RICHAUD a vent de l’affaire qui gonflait bien avant qu’elle ne lui soit signifiée. Il estime que la prétendue atteinte à la dignité de cette personne aurait dû inciter leur Chef de corps, avant toute décision de mutation interne hautement significative, à l’auditionner en premier sur la réalité des faits. C’est au prix de cette chronologie que la fonction de Chef de service et de chef tout court sera respectée. Peut- être ne le savait-il pas.

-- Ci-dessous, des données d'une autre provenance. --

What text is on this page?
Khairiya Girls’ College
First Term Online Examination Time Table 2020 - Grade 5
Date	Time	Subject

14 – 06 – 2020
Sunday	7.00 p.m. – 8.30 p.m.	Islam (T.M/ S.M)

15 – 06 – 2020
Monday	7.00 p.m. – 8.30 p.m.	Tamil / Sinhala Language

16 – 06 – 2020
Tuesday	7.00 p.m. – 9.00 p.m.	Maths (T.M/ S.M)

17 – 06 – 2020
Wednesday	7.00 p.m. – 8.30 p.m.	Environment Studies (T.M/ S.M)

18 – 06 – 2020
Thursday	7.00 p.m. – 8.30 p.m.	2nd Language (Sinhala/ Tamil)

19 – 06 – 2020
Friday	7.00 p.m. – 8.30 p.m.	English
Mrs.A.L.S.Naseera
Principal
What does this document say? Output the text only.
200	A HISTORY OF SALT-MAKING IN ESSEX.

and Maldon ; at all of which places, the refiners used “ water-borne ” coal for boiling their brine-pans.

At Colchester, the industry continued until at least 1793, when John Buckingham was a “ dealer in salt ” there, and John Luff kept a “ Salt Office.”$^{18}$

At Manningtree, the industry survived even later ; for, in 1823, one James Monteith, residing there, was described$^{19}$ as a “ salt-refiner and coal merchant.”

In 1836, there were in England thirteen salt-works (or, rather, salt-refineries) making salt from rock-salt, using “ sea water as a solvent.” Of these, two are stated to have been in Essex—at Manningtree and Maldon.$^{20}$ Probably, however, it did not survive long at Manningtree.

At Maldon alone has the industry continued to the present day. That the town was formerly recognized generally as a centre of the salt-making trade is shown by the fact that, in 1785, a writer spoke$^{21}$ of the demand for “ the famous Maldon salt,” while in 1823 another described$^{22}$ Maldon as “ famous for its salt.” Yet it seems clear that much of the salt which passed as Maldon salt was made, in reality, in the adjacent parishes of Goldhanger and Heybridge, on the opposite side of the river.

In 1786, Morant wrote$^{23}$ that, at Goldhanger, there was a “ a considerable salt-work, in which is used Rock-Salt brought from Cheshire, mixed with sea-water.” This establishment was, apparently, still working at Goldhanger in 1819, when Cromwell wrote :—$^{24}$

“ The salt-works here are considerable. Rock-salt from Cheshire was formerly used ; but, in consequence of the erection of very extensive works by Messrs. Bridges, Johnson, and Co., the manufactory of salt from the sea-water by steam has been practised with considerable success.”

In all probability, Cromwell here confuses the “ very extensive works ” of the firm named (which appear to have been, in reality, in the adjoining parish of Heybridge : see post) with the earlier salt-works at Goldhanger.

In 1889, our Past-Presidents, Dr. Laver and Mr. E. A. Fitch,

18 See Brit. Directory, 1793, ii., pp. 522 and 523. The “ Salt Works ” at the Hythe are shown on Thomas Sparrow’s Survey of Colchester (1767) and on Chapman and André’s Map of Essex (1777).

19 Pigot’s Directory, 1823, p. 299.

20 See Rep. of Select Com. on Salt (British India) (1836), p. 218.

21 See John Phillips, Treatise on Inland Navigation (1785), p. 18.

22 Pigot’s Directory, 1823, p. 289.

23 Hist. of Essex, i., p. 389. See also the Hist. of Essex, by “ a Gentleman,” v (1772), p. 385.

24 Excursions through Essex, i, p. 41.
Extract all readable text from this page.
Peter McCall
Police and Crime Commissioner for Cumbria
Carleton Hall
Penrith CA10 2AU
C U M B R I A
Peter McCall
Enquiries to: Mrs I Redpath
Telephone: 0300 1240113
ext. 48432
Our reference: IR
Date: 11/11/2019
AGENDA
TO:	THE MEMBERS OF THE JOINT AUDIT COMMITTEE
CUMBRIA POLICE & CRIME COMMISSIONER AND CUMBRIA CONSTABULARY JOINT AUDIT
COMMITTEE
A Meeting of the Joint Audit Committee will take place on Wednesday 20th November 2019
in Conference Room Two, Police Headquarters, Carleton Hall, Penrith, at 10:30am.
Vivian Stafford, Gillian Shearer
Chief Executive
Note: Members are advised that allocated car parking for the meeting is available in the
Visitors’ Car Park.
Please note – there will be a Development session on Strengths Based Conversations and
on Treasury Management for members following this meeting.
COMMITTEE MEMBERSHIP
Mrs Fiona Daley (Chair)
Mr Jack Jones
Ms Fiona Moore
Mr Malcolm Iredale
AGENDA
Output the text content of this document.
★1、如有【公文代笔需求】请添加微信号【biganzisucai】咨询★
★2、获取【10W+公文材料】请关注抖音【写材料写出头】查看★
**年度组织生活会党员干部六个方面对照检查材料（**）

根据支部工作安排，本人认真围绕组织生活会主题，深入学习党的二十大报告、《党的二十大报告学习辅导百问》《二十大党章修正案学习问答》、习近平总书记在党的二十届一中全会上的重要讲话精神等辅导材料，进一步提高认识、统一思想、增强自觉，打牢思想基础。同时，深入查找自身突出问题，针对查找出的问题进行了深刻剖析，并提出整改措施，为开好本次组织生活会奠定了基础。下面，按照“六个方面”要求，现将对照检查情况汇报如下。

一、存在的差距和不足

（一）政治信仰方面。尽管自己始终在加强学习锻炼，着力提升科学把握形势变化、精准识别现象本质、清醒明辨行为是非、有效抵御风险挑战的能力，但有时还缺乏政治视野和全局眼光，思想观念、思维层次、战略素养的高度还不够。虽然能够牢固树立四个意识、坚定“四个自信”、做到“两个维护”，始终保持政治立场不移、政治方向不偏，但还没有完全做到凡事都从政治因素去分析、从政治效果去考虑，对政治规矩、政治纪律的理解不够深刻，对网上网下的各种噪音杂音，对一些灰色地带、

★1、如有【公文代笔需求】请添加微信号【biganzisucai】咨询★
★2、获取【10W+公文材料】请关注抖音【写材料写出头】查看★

Déçu, inquiet et blessé par la facilité avec laquelle la demoiselle avait l’oreille du Chef, constatant que ses notes avaient déjà baissé, craignant que la mauvaise odeur ne prospère davantage derrière son dos, en homme averti que la meilleure des défenses est l’attaque, le sous-officier porte plainte en dénonciation calomnieuse.

« La hiérarchie semble ne tenir compte que des dires de l’intéressée« . S’emparant de ce sentiment exprimé par un message de Gendarmerie (et non par un procès-verbal d’audition signé du plaignant), l’autorité militaire de premier niveau punit l’Adjudant pour réflexion ou attitude déplacée.

Cette punition, après deux recours, est annulée par le Général commandant la Région. Le brave homme lui explique cependant qu’il n’est pas exclu qu’une punition plus sévère, vienne s’y substituer.

Bref, le rouleau compresseur est sur son erre, d’autant que bien conseillée, la jeune engagée poursuit à son tour l’Adjudant devant le Tribunal de Grande Instance pour harcèlement, calomnie et mise en péril de sa carrière. Ce n’est plus le théâtre aux Armées, c’est DALLAS.

La mémoire de l’âne.

La prescience étant le propre de tout bon Général, la nouvelle punition tombe effectivement le 5 mars 2003. Cette fois, enfin serait-on tenté de dire, le sous-officier émarge pour le prétendu harcèlement moral : 20 jours d’arrêts = carrière brisée.

Six mois se sont passés dira l’étoilé, depuis les racontars de la jeune enfant. Mais ajoutera-t-il comme pour s’excuser, c’était pour les besoins de l’enquête. En oubliant que l’une de ces enquêtes avait été demandée par l’Adjudant lui-même pour permettre au Tribunal de le blanchir. Se hasarder à punir au vu des seuls rapports intermédiaires de Gendarmerie (et de laquelle des deux enquêtes SVP ?), sans attendre leur interprétation par la Justice, est-ce un comportement de Chef qui veille aux intérêts du subordonné ?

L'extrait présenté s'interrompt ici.